Few people ever get to see a kakapo. Not even volunteers who come to Codfish year after year. You can hike the island all day long and never see a kakapo—they’re all asleep. Volunteer nest-minders often wait for years to get the call they’ll be needed.

The special forest rangers here, known as Kakapo Protection Officers, and the technical support officers—all part of New Zealand’s National Kakapo Recovery Team—are very excited. This is shaping up to be the most important season in some of the rangers’ entire careers.
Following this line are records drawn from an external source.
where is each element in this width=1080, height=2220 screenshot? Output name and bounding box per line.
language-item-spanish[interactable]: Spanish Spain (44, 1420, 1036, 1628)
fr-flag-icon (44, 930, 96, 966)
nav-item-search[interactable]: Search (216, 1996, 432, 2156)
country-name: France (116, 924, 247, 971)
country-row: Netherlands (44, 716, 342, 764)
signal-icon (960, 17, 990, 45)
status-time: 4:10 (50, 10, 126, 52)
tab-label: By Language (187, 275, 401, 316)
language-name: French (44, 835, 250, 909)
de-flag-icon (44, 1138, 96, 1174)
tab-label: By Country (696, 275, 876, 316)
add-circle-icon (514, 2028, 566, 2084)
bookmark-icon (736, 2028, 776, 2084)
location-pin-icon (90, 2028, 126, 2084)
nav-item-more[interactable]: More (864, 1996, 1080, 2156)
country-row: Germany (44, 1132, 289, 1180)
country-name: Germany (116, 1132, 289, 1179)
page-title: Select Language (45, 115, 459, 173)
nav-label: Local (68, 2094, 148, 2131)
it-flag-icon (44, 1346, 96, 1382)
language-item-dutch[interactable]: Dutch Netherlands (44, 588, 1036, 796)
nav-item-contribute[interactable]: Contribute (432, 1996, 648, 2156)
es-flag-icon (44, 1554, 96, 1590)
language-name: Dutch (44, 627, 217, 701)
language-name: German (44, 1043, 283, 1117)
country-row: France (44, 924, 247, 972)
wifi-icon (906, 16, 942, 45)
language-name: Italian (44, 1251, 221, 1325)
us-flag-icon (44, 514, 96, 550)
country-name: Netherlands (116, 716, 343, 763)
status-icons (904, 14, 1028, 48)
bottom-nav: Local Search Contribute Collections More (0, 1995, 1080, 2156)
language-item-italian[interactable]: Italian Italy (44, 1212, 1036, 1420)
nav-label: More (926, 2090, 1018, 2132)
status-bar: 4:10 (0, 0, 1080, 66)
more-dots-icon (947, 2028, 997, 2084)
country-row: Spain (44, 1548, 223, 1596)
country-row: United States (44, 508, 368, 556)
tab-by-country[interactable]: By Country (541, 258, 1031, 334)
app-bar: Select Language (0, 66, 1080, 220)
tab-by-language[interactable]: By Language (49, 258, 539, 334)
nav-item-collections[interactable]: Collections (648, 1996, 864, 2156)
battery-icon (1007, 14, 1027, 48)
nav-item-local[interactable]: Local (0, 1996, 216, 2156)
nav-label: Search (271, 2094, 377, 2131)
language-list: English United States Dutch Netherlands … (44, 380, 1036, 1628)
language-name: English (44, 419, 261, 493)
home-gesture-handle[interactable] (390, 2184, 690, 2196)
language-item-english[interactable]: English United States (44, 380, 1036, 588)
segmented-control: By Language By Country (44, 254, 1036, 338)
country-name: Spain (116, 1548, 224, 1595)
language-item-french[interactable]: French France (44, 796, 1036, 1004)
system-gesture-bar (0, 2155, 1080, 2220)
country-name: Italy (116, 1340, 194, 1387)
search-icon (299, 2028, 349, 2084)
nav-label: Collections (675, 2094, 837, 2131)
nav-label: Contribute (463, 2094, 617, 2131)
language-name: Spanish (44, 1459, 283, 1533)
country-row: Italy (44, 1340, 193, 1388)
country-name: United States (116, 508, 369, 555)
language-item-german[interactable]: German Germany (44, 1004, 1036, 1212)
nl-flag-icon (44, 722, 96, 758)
I have been waiting five years to write the words in this book for you, and photographer Nic Bishop has been waiting just as long to bring you these pictures.

KakapolnWe could not have imagined a more strange or beautiful place. We’re visitors in a topsy-turvy world, where everything seems upside down: though March is spring in North America, in New Zealand, it’s autumn. On Codfish Island, birds nest in fall, wild creatures seem tame, parrots don’t fly, and night is as busy as day. In the dark, the forest seems magical, full of mosses, ferns and moonlight, alive with sounds like bells and flutes, pops and buzzes-the voices of birds and bats who travel and sing at night, like mischievous goblins.

But even in this enchanted setting, we’re in a race against time. We could be witness to one of the most thrilling conservation success stories in human history—or one of its most noble but tragic failures.

This March, the future of the species is cradled in two nests, three incubators, and the hearts and hands of the kakapo-loving humans who’ve come from around the world to help.

After all, we owe it to the bird. For it was our kind that nearly wiped it out in the first place.